Ekiyor has also been a Strategic Policy Advisor to UN Women Nigeria, as well as a senior consultant to the African Union, ECA, IGAD, and ECOWAS. In 2010, UN Women called for collaboration between civil society, the private sector, and governments in pursuit of Sustainable Development Goal (SDG) 5, which pushes for gender equality and female empowerment. Ekiyor spoke to the importance of long term and sustainable goals, as expressed her belief that investing in women helps broader societal development, saying that "investing in SDG-5 would facilitate the implementation of all the SDGs in Nigeria, which would also advance business and economic goals". At a meeting between representatives from the UN and African Union in 2017, Ekiyor stated that "[they] have created silos in peace and security, but economic independence is a hallmark of peace and security," drawing attention to her belief in the importance of including women in the private sector and in conversations surrounding peace and security.

== Nigeria ==
In 2010, Ekiyor was appointed the first Executive Director of the TY Danjuma Foundation (TYDF), which focuses on improving access to health care and education to those who live in the Taraba State, a region in North East Nigeria. In 2011, TYDF commissioned a community school project that would establish the first formal school in Fulatara, a community in Bauchi State, Nigeria. At the commissioning, Ekiyor stated that "educational development could only be achieved through community participation with enabling leadership role of the government," and emphasized the importance of enrolling girls.
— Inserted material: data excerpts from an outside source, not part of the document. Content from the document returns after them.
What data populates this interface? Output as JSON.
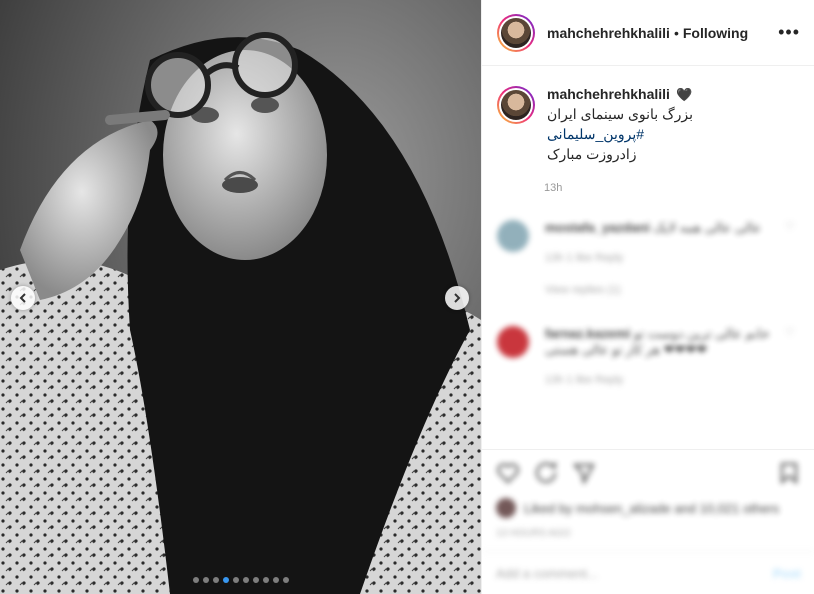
{
  "post": {
    "username": "mahchehrehkhalili",
    "separator": "•",
    "follow_status": "Following",
    "more_label": "•••"
  },
  "caption": {
    "username": "mahchehrehkhalili",
    "heart": "🖤",
    "lines": [
      "بزرگ بانوی سینمای ایران",
      "#پروین_سلیمانی",
      "زادروزت مبارک"
    ],
    "time": "13h"
  },
  "carousel": {
    "total": 10,
    "active": 3
  },
  "comments": [
    {
      "username": "mostafa_yazdani",
      "text": "عالی عالی همه لایک",
      "meta": "13h   1 like   Reply",
      "avatar_color": "#7fa3b0",
      "replies": "View replies (1)"
    },
    {
      "username": "farnaz.kazemi",
      "text": "خانم عالی ترین دوست تو هر کار تو عالی هستی ❤❤❤❤",
      "meta": "13h   1 like   Reply",
      "avatar_color": "#c0141c"
    }
  ],
  "footer": {
    "likes_text": "Liked by mohsen_alizade and 10,021 others",
    "date": "13 hours ago",
    "comment_placeholder": "Add a comment...",
    "post_label": "Post"
  },
  "colors": {
    "accent": "#3897f0",
    "border": "#efefef",
    "muted": "#999999"
  }
}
In 2020, Ekiyor was appointed chairperson of the Micro, Small and Medium-sized businesses' division of the Nigerian Association of Chambers of Commerce, Industry, Mines and Agriculture (NACCIMA). In this role, Ekiyor will work with small businesses with the goal of improving their capabilities and benefiting the overall Nigerian economy.

== Liberia ==
At a WANEP conference in Ghana in 2000, Ekiyor met Leymah Gbowee, the 2011 Nobel Peace Prize laureate who was central to the movement to include women in the peaceful resolution of the Second Liberian Civil War. Ekiyor encouraged, mentored, and worked alongside Leymah Gbowee during this process, and the two women became very close. In her 2011 memoir, Gbowee writes: "Thelma isn't just my friend; she's my sister, my twin, my shadow self, and someone who understands the political side of me in a way no one else does."

After WIPNET's founding, Ekiyor appointed Gbowee as the coordinator of the Liberian WIPNET chapter. The two women continued to work together later when they founded WIPSEN-Africa in 2006.

== Awards ==
In 2015, Ekiyor was nominated for the Pan African Leaders Award as a Preserver of Peace and Security. The annual award, granted by the African Democratic Institute (ADI), followed the United Nations (UN) theme for World Humanitarian Day to nominate those who inspire humanity.